Posted by Alex on Monday, December 24th, 2007
I have just returned from a short one-week trip to Syria. As you may recall, I had once written a note on this forum describing how Syria was made up of two countries: one for the one million well to do and another for the other 19 million. I will offer below a summary of my updated impressions since. My observations are predicated on list of what I consider to be five undeniable facts about the Syria that I saw.The first undeniable fact that I have encountered on this visit is the ever-widening gap between the poor and the wealthy of Syrian society. While this phenomenon has been in place for years, one cannot but take note of the recent acceleration in this trend. What makes this subject matter particularly interesting is the fact that Syria is still a supposedly socialist country. One would have thought that such excessive wealth concentration is the hallmark of more capitalist societies rather than Baathist ones. Perhaps the observation below can explain the reasons behind this process:
The second undeniable fact that one cannot ignore is the way with which Bashar is changing his father’s long and heavy imprints on this country. For all practical purposes, Socialism is slowly but steadily being dismantled as an economic system. The new official title of course is “social market economy”. The word “social” is presumably still there to assure the 19 million Syrians that they will still continue to receive their subsidized necessities and the most basic forms of state assistance. What is most noticeable, however, is the speed with which the “market economy” part of the new economic paradigm is spreading in the country. The new “Aishti” clothing store adjacent to the Four-Seasons hotel proudly advertises on its outside window the following:
Prada men’s shoes – SYP 27,500
Brioni mens pants – SYP 22,000
Iceberg t-shirt – SYP 13,800
Armani dress for ladies – SYP 248,500
One cannot help but wonder how the late Hafez Assad would have reacted had he seen these prices displayed in his so-called Baathist capital
Syria’s push for increased investments:
The country is abuzz with the latest wave of foreign and domestic investments. The leadership has done an outstanding job in this endeavor. Not a week passes by without an announcement of a new wave of investments from Qatar, Kuwait, U.A.E. or Saudi Arabia. Similar announcements seem to come from domestic investors in the new “holdings” companies that have been set up. Those that have already taken the risk of investing have thus far been handsomely rewarded by having seen the value of their investments in real estate (mostly still empty land) rise rather dramatically. This has encouraged more investments and a virtuous circle of higher prices and more investments to take place. The third undeniable fact is that there is no going back in this trend towards opening up the country to foreign investments and a more liberalized economy.

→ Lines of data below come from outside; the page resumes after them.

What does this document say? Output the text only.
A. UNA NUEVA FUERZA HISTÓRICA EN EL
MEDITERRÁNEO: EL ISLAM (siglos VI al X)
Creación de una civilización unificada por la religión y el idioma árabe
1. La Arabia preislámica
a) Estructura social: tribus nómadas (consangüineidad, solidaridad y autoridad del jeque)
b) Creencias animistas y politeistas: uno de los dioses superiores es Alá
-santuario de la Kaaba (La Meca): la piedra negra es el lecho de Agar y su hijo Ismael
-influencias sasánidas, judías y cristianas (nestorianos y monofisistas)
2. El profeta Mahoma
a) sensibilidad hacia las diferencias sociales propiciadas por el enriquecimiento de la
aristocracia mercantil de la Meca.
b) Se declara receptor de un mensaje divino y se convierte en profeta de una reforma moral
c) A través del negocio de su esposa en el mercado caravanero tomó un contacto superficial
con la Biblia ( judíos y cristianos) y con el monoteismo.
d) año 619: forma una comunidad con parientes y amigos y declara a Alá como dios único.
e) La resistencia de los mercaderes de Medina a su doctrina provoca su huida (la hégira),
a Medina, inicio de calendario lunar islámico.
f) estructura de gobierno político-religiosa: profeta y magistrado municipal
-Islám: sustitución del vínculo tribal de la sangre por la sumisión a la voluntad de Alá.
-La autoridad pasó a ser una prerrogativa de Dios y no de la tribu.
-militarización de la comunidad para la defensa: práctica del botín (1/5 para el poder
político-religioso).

Whether this trend has been driven by political necessity or by genuine belief in the merits of free markets is an open question. My suspicion is that it is more likely to be the latter. It is important to note that the pace of the economic reforms is unlikely to go in overdrive mode. Instead, it will more likely be of the sure and steady variety. The already wealthy will get even richer while the poor will struggle with higher inflation and falling real wages.
The fourth undeniable fact is that the country’s fiscal budget will continue to feel the stress in the years ahead. One cannot help but be struck by how little the very wealthy are taxed. It is imperative that this broken system receives a comprehensive overhaul. Similar taxation reforms are sorely needed in the real estate area. A major reassessment needs to take place in order to more accurately reflect the new market value of real estate pricing and hence taxes levied.
The fifth undeniable fact is that while economic reforms will continue, political reforms are unlikely to follow suit at anywhere near the same pace. This leadership appears to be extremely comfortable with its ability to hold on to power. The young leader appears to be in an absolute control of his country. Those that refuse to believe this are denying what seems to be the obvious. In this atmosphere, the pressure to offer political concessions is close to nil. The late Hafez Assad had built an incredible security apparatus that has come to resemble a fortress. It did not take the new President much time to fully appreciate the value of this intricate system that he had inherited. It seems inconceivable that he will take any risk in this area. Calls for political reform will be viewed as nothing but a trap and a slippery slope that must be avoided. Human rights advocates, for example, are likely to be sorely disappointed with the government’s willingness to deliver.
Bashar is steadily but slowly dismantling the old socialist nature of his father’s reign. He is too clever and too cautious to do this on faster scale. He is fully aware of the economic challenges faced by the vast majority of his people. Given the need to grow the economy and fix his country’s fiscal mess, opening the economy to foreign direct investments is a decision that is irreversible. The rich will continue to get richer in this environment. On the political front, Bashar is unlikely to loosen his grip and institute any significant reforms. Egypt has been down this before and it may well offer a similar model of more economic liberalism without the political reforms to match. Come to think of it, is the ultra successful economic model of Dubai any different?